First, what exactly is  adverse possession? This doctrine allows a trespasser to gain legal title to land upon meeting five primary criteria. First, the trespasser must have actual possession of the land in question. In other words, he or she must be physically present there and treat the land as if he or she owned it.

Second, the possession must be “open and notorious.” The trespasser cannot hide behind a tree every time the true owner uses the land; rather, the trespasser must be openly using the property for all the world to see.

Third, the possession must be exclusive. This simply means that the trespasser cannot establish title to the property if seven different unrelated people are also using it.

Fourth, the possession must be “hostile.” In most states, this means that the trespasser must occupy the land while knowing that it belongs to someone else.

Fifth and finally, the trespasser must occupy the land for a statutorily prescribed period. In some states, the number of years is as low as five, and in others it’s as high as 20.

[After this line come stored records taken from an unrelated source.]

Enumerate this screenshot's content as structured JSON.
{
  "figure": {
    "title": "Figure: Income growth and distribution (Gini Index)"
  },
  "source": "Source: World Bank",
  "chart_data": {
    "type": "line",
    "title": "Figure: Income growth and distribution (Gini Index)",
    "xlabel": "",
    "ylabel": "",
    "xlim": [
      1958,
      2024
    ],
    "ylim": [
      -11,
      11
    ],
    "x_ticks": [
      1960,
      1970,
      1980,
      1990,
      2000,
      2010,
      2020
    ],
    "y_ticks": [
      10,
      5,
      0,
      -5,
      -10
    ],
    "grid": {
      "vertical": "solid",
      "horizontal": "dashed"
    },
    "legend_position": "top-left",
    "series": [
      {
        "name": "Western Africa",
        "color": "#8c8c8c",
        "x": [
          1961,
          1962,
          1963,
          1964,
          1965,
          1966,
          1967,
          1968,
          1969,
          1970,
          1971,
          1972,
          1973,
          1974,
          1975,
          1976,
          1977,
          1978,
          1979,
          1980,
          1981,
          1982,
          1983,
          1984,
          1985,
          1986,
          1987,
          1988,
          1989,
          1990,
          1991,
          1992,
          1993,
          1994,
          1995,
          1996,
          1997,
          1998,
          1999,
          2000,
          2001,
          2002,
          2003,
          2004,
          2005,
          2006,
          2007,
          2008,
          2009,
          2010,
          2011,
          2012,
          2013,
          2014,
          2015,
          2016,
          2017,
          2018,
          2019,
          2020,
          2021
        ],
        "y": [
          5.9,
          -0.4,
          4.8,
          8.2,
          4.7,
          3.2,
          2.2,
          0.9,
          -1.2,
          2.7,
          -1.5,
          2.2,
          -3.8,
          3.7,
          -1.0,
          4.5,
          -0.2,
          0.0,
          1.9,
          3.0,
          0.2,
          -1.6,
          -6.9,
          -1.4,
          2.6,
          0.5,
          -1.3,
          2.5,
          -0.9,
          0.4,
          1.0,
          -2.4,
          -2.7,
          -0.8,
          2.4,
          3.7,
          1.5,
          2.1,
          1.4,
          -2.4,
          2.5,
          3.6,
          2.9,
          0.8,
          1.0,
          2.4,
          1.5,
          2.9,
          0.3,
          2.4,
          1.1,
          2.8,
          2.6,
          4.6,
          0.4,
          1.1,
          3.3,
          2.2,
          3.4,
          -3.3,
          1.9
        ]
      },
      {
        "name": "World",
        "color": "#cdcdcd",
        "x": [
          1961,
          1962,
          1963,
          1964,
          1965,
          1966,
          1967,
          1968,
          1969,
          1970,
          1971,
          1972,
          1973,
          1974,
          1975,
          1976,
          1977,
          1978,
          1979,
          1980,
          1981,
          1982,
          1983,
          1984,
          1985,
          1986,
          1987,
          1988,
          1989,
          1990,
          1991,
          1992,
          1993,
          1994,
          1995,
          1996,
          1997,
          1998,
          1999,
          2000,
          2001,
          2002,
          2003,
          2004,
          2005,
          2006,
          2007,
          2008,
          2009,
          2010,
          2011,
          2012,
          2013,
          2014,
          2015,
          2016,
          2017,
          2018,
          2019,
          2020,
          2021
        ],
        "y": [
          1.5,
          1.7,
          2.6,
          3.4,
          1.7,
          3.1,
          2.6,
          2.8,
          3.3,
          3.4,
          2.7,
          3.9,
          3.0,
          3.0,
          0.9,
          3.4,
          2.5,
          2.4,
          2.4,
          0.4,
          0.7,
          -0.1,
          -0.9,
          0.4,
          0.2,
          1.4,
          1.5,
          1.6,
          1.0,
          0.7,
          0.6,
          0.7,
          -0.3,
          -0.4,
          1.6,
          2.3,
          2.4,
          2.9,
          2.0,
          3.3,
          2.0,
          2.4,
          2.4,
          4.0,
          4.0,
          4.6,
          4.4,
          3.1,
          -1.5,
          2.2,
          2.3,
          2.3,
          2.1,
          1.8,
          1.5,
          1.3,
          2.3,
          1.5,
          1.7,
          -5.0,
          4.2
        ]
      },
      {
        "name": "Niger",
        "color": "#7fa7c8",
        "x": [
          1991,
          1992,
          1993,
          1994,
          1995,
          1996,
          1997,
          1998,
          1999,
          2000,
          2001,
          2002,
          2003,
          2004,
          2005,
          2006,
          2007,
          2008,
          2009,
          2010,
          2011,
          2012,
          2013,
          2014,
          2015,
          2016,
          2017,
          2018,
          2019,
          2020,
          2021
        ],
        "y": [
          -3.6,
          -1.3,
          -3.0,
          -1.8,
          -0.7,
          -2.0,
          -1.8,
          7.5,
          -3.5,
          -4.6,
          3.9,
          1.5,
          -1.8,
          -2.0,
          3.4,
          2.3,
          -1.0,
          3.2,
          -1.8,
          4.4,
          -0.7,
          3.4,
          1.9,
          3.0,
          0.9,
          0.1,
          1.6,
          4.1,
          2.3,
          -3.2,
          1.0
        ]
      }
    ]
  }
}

These general criteria  vary from state to state--particularly the length of time that the trespasser must stay on the land. Some states also have further requirements, like that the trespasser must have paid property taxes for the full statutory period. But generally, these five requirements are common to all states.

The subtle distinction between “squatting” and “adverse possession” has to do with the intent of the trespasser. A squatter implies someone who  intentionally  goes and squats on someone’s land. Sometimes, that person does so for a temporary period of time (e.g., seeking shelter during a housing crisis). Other times, that person squats with the explicit, premeditated purpose of acquiring title through adverse possession. In some states, this knowledge is  required  to establish the fourth element of  hostility--the idea that the trespasser is purposely using someone else’s land.

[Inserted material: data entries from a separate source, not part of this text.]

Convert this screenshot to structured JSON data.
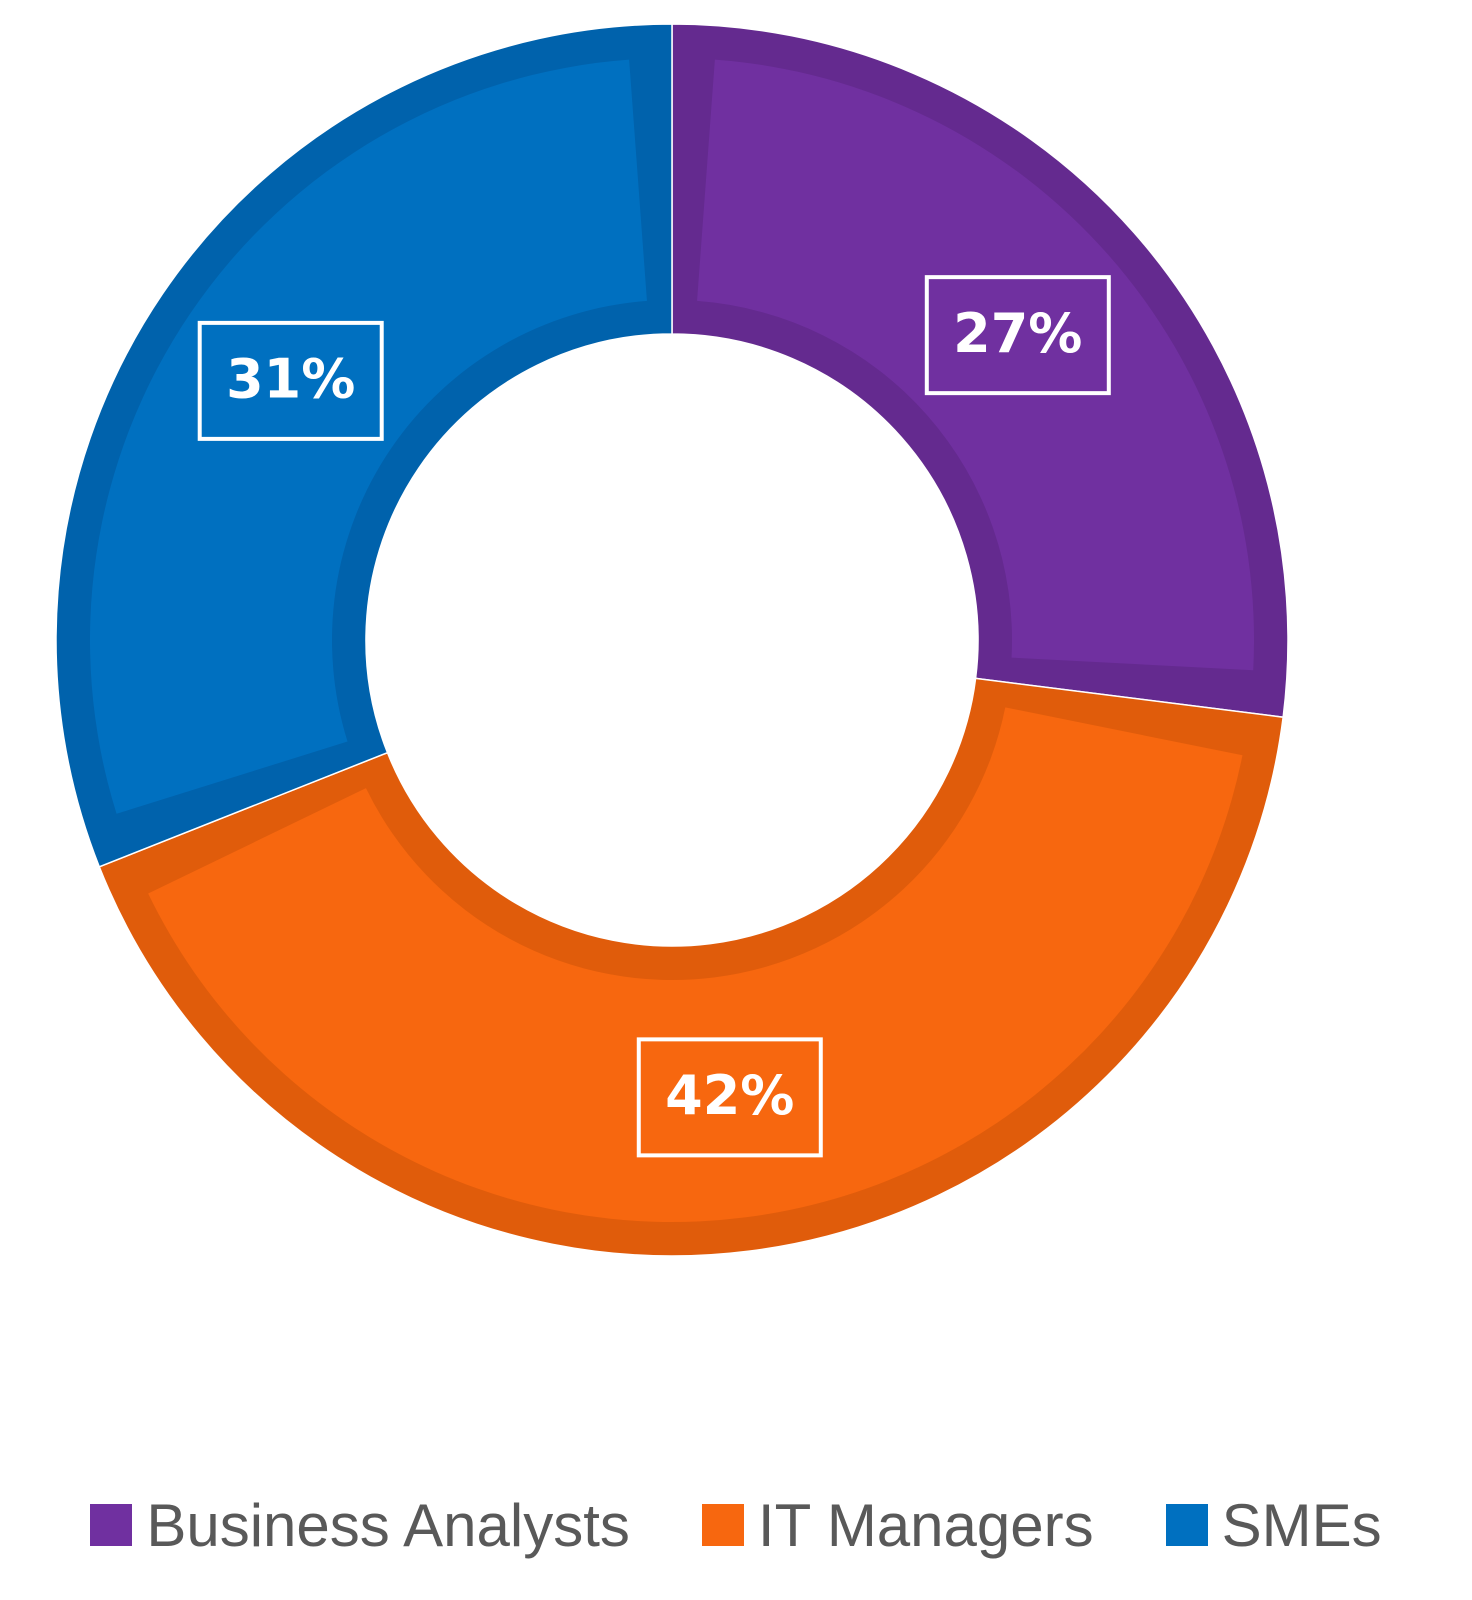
{
  "chart_data": {
    "type": "pie",
    "variant": "donut",
    "title": "",
    "start_angle_deg": 0,
    "direction": "clockwise",
    "data_label_style": "white text in white-outlined box",
    "series": [
      {
        "name": "Business Analysts",
        "value": 27,
        "label": "27%",
        "color": "#7030A0",
        "edge_color": "#642A8F"
      },
      {
        "name": "IT Managers",
        "value": 42,
        "label": "42%",
        "color": "#F7670F",
        "edge_color": "#E05C0B"
      },
      {
        "name": "SMEs",
        "value": 31,
        "label": "31%",
        "color": "#0070C0",
        "edge_color": "#0062AC"
      }
    ],
    "legend": {
      "position": "bottom"
    }
  }
}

In other states, however, the trespasser’s intent is totally irrelevant. In those states, if a trespasser stays on someone’s land--perhaps planting trees in their neighbor’s unused garden--for the statutory period in an actual, exclusive, and open and notorious manner, it does not matter if the trespasser mistakenly believed that the land actually belonged to him or her, and not to the true owner. Intent is irrelevant. Even a mistake about who owns the land will give the trespasser ownership, so long as all other criteria are met.

Outside of the courtroom, “squatting” may also have broader connotations, which you will see reflected in the media. The word suggests an individual who purposefully enters land that's in the middle of foreclosure or has been abandoned, perhaps sneakily waiting until the law gives him or her ownership. Often, the term “squatting” is used to disparage plaintiffs who attempt to use adverse possession laws to gain title to property for “free.”

Largely, however, journalists (and lawyers) tend to use the terms “squatting” and “adverse possession” fairly interchangeably to refer to the same legal doctrine.